There are almost no truly "bad" vintages anymore, winegrowers, winemakers and technology allow for corrections even in, what I prefer to call them, off vintages.  Different styles result from different weather patterns and some years should include a discount if the quality slips but Ms. Teague speaks well of the quality and still dismisses the vintage.  Good producers make good wine every year but the wines will not be exact clones of one another.

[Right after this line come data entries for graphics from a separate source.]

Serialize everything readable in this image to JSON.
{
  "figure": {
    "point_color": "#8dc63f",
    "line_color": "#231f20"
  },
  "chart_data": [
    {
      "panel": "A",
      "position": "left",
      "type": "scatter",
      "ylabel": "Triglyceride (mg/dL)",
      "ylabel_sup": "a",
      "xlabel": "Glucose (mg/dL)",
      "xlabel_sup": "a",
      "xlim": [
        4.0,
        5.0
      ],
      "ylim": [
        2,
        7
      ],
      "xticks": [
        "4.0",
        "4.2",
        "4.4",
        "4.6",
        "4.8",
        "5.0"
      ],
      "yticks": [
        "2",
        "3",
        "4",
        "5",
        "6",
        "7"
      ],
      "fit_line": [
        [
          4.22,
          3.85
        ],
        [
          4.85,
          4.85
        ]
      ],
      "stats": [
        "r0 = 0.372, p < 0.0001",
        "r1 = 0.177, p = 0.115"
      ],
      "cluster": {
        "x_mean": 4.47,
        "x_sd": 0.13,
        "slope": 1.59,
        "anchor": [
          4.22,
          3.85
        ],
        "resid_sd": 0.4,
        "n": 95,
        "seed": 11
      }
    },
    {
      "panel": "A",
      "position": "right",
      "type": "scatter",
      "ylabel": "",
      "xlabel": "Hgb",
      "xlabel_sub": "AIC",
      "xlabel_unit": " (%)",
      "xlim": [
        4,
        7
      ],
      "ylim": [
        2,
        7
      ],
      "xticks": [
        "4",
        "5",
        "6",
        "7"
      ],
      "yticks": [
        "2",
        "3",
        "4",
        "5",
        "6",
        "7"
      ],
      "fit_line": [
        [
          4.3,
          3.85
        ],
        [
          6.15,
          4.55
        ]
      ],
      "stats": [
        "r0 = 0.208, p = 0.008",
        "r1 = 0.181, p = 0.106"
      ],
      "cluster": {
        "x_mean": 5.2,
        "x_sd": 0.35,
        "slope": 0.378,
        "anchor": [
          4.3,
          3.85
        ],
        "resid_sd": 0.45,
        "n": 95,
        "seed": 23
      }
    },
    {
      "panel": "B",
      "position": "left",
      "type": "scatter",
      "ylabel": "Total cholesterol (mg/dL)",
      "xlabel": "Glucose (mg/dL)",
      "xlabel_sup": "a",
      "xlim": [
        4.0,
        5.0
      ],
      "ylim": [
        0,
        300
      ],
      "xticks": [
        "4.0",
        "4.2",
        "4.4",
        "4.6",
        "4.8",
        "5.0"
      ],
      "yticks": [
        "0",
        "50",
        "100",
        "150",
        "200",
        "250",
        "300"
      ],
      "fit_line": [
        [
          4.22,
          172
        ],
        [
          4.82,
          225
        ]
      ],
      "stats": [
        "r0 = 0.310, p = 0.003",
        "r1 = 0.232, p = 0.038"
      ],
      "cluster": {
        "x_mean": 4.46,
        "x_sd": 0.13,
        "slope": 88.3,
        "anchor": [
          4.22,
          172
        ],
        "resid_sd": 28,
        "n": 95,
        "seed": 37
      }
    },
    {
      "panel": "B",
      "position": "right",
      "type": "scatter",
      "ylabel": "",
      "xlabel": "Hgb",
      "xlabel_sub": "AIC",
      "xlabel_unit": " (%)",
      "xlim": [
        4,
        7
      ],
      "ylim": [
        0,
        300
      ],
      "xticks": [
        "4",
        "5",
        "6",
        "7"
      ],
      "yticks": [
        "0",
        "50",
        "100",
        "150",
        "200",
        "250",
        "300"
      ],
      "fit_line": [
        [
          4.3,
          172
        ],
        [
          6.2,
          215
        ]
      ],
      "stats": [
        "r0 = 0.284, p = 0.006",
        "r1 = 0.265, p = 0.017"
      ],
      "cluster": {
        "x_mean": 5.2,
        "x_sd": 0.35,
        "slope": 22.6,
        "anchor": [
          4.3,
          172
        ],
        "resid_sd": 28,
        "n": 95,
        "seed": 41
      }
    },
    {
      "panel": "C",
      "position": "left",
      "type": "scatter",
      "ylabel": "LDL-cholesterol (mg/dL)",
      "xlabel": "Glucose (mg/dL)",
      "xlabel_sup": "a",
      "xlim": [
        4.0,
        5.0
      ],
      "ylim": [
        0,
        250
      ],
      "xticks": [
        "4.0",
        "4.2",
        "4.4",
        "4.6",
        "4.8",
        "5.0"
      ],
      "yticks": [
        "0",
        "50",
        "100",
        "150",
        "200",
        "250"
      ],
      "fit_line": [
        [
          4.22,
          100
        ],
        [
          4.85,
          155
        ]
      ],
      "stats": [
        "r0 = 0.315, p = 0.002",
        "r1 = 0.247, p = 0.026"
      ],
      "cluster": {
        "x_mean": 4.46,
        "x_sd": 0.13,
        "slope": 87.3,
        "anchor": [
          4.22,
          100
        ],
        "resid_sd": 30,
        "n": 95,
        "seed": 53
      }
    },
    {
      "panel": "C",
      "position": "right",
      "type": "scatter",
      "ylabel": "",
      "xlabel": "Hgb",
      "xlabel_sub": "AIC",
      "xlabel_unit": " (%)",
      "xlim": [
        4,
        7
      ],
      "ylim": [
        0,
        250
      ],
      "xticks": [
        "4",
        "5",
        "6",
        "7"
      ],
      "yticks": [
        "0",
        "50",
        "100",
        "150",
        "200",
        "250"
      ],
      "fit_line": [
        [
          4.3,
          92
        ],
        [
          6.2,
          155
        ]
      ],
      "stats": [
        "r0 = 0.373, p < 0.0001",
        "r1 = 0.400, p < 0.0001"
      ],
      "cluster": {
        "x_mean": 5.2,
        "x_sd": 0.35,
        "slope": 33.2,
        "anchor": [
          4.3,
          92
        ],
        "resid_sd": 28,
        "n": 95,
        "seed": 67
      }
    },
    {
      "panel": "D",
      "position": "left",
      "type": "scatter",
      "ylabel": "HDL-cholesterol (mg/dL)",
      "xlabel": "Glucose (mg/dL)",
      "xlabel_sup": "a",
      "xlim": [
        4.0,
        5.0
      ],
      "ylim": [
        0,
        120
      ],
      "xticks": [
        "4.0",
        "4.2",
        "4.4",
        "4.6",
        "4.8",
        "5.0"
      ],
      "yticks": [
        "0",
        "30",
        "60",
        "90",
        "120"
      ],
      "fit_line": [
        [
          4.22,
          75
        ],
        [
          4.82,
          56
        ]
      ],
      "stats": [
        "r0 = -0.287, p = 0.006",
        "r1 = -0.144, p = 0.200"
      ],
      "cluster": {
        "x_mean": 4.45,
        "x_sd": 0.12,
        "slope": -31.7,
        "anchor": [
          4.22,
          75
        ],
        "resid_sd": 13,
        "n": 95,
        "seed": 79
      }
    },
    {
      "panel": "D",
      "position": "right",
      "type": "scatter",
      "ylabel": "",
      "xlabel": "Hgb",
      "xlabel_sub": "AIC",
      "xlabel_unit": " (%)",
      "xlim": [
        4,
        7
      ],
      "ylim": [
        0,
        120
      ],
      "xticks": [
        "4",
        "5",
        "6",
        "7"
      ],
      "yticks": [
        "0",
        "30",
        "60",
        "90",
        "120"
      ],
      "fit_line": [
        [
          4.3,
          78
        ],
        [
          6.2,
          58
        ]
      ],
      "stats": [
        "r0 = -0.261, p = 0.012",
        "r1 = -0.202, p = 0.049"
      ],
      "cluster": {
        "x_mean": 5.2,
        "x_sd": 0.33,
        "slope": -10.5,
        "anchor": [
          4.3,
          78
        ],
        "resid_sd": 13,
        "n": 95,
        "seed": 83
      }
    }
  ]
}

Disappointingly, when the teacher and protege headed to California for a tasting tour, they focused an inordinate amount of attention on hard to find, high end wines: Merry Edwards, Dalla Valle Maya, Harlan Estate and Rubicon.  This is an ongoing gripe I have with wine writers who have special access and often do not pay for their indulgences.  This tour hardly served as a beginner's tour.  Instead, it  presented a skewed view of California wine to a novice.  It did, however, paint a wonderful picture of the general tone of snobbery and snarky elitism so prevalent in the book.  I will address some of this in the final installment but I think I owe Ms. Teague a tip of the cap first.
While I am busy picking her book apart, let me also congratulate Ms. Teague on one of the best descriptions about oak and wine I have ever read!
"Yet the idea of putting a wine in wood, either for fermenting or aging or both, isn’t merely to get the taste of the barrel but to use the wood as a frame, supporting the fruit but also serving as a background flavor, rather than the dominant note.  The fruit of a wine is the painting, and if the only impression you have of a wine is the oak, then you can’t see the picture for the frame.” Brilliant!